Oceans might take 1,000 years to recover from climate change

Earth’s recovery from the last glacial period was more brutal than previously thought. Researchers deciphered that plotline from a 30-foot core of sea sediments drilled from the Santa Barbara Basin containing more than 5,000 fossils spanning nearly 13,000 years. 
 
"The recovery does not happen on a century scale; it’s a commitment to a millennial-scale recovery," said Sarah Moffitt, a marine ecologist at UC Davis’ Bodega Marine Laboratory and lead author of the study. "If we see dramatic oxygen loss in the deep sea in my lifetime, we will not see a recovery of that for many hundreds of years, if not thousands or more."
 
Studies already have chronicled declines in dissolved oxygen in some areas of Earth’s oceans.
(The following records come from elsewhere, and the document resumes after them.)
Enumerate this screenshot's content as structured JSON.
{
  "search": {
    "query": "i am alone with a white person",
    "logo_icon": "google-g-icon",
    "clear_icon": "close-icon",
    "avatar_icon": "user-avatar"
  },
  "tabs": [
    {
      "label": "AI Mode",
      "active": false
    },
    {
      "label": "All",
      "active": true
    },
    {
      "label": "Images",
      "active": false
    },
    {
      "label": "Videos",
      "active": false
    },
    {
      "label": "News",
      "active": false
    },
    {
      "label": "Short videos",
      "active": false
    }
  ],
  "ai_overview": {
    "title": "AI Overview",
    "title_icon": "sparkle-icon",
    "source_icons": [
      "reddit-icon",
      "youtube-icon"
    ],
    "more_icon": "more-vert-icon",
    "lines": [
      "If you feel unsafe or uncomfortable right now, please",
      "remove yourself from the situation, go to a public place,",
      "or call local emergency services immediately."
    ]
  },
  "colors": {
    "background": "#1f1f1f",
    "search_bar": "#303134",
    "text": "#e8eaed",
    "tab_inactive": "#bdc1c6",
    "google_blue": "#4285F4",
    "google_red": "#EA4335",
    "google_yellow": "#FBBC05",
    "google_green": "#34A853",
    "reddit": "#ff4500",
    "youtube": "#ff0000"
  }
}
Such hypoxic conditions can expand when ocean temperatures rise and cycles that carry oxygen to deeper areas are interrupted.
 
As North American glaciers retreated during a warming period 14,700 years ago, an oxygen-sensitive community of  seafloor invertebrates that included sea stars, urchins, clams and snails nearly vanished from the fossil record within about 130 years, the researchers found.
 
We found incredible sensitivity across all of these taxonomic groups, across organisms that you would recognize, that you could hold in your hand, organisms that build and create ecosystems that are really fundamental to the way ecosystems function," Moffitt said. "They were just dramatically wiped out by the abrupt loss of oxygen.”
 
That highly diverse community soon was replaced with a relatively narrow suite of bizarre and extreme organisms similar to those found near deep-ocean vents and methane seeps in modern oceans, Moffitt said. Evidence of that transition was confined to such a narrow band of sediments that the turnover could have been "nearly instantaneous," the study concluded.